Full setup guides: docs/PROVIDERS.md


Works With

Claude Code

Auto-installed by llm-router install. Hooks intercept every prompt — you never need to call tools manually unless you want explicit control.

pipx install claude-code-llm-router && llm-router install

Live status bar shows routing stats before every prompt and in the persistent bottom statusline:

📊  CC 13%s · 24%w  │  sub:0 · free:305 · paid:27  │  $1.59 saved (35%)

claw-code

Add to ~/.claw-code/mcp.json:

{
  "mcpServers": {
    "llm-router": { "command": "llm-router", "args": [] }
  }
}

Every API call in claw-code is paid — the free-first chain (Ollama → Codex → Gemini Flash) saves more here than in Claude Code.

Cursor / Windsurf / Zed

Add to your IDE's MCP config:

{
  "mcpServers": {
    "llm-router": { "command": "llm-router", "args": [] }
  }
}

Agno (multi-agent)

Two integration modes:

Option 1 — RouteredModel (v2.0+): use llm-router as a first-class Agno model. Every agent call is automatically routed to the cheapest capable provider.

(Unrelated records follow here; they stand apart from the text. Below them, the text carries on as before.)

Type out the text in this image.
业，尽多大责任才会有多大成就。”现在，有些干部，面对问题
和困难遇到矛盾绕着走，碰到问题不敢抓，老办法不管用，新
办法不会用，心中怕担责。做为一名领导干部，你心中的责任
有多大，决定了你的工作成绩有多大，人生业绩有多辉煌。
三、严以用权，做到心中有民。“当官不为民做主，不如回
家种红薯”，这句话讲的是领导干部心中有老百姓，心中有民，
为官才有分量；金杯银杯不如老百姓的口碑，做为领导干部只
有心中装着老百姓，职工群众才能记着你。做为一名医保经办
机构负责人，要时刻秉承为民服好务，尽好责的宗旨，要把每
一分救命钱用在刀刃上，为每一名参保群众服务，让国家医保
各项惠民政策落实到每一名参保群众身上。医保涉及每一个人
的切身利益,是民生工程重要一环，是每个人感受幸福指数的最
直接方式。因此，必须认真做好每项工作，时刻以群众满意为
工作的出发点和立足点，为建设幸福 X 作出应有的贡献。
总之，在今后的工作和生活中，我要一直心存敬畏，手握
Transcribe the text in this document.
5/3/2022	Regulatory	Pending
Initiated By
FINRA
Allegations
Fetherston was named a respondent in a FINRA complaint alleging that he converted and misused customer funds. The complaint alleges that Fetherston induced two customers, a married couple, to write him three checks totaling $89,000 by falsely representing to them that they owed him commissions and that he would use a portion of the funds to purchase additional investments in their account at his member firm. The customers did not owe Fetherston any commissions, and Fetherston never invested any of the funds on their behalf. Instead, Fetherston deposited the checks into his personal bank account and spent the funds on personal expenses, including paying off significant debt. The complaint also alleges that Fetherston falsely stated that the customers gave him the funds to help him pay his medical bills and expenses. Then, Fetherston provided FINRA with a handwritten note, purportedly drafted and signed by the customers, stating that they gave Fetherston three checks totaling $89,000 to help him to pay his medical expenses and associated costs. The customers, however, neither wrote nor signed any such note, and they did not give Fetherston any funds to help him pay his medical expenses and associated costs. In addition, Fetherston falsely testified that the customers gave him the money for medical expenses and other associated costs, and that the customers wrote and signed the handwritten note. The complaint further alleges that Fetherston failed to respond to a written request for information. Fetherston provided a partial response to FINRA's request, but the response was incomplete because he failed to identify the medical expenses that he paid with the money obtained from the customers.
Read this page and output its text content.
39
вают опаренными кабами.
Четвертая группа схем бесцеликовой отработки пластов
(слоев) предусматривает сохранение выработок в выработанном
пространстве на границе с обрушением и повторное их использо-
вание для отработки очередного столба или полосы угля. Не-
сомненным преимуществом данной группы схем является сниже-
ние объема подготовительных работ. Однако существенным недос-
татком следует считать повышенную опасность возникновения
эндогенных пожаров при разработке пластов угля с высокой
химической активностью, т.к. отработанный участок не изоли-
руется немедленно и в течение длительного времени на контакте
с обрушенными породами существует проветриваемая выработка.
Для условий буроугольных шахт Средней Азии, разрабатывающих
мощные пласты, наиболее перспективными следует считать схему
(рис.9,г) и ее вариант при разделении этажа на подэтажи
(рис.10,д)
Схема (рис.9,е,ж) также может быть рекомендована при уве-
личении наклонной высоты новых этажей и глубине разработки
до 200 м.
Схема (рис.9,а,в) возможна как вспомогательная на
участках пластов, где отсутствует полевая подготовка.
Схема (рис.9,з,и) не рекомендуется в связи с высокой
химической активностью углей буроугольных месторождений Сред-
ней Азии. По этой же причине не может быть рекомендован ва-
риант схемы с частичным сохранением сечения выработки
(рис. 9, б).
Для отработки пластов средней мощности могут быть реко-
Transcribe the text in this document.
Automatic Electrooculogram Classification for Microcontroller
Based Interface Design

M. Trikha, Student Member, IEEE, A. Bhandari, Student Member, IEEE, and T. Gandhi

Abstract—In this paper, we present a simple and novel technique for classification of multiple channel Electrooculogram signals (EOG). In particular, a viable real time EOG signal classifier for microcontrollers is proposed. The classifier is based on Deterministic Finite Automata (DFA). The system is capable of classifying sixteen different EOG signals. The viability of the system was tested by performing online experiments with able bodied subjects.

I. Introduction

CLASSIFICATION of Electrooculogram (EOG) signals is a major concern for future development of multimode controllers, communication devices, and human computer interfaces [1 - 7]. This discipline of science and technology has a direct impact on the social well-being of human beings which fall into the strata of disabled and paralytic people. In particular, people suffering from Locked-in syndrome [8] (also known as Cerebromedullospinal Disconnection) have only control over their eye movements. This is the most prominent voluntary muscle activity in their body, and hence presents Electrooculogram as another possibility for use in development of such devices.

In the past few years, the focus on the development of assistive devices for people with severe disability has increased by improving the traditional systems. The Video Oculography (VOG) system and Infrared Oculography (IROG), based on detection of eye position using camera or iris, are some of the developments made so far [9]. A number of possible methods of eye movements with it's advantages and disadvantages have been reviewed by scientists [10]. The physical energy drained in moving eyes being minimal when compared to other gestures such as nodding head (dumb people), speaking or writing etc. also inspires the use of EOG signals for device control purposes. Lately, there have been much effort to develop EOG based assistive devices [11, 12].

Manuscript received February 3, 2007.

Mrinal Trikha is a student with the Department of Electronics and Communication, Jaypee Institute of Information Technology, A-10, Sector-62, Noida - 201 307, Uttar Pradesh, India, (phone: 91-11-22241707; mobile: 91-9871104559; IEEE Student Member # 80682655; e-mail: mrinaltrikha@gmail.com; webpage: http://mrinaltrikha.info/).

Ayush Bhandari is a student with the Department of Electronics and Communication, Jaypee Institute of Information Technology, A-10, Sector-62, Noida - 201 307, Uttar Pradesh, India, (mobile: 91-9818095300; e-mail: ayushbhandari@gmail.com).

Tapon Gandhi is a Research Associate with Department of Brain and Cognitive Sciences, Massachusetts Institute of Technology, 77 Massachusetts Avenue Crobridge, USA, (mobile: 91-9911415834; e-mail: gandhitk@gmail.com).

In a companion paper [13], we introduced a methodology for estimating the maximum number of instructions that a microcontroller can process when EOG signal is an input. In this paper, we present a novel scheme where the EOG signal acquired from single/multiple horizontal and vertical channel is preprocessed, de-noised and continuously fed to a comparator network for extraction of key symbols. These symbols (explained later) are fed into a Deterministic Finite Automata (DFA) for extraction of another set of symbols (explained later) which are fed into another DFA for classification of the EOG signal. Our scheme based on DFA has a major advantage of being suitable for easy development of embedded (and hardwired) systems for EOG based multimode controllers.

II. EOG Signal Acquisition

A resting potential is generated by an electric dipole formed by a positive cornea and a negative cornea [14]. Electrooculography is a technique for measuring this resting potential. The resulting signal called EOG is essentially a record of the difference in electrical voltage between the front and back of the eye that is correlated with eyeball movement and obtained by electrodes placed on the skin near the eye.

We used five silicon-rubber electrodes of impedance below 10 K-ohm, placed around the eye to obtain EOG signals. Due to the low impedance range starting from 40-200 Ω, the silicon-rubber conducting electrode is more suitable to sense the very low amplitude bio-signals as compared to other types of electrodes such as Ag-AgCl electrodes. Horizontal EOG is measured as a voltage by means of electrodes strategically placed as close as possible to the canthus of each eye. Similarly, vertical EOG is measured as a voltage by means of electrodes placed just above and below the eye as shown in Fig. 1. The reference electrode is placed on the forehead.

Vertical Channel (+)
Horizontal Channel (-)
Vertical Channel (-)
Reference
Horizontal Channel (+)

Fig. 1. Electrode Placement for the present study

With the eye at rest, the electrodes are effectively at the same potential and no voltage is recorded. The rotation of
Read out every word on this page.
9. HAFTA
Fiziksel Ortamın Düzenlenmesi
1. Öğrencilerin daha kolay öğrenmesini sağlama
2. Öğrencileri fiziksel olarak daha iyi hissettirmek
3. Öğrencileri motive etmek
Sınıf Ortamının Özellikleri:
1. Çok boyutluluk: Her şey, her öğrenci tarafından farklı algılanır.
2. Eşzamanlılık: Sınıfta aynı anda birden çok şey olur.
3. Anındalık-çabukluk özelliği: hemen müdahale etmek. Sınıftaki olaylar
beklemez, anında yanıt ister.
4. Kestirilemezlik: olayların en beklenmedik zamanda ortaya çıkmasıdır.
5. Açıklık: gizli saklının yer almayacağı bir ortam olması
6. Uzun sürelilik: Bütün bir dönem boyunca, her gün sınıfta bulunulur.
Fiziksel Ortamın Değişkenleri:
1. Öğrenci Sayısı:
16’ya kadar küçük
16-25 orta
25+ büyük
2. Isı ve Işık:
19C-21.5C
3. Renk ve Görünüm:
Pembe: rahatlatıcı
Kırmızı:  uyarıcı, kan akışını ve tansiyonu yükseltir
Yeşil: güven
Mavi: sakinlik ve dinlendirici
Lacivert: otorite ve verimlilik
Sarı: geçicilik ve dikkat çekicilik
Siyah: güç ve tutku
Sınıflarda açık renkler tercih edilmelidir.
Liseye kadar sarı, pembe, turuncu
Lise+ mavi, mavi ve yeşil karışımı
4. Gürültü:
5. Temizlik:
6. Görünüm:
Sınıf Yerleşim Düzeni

pip install "claude-code-llm-router[agno]"
from agno.agent import Agent
from llm_router.integrations.agno import RouteredModel, RouteredTeam

# Single agent — routes each call intelligently
coder = Agent(
    model=RouteredModel(task_type="code", profile="balanced"),
    instructions="You are a coding assistant.",
)
coder.print_response("Write a Python quicksort.")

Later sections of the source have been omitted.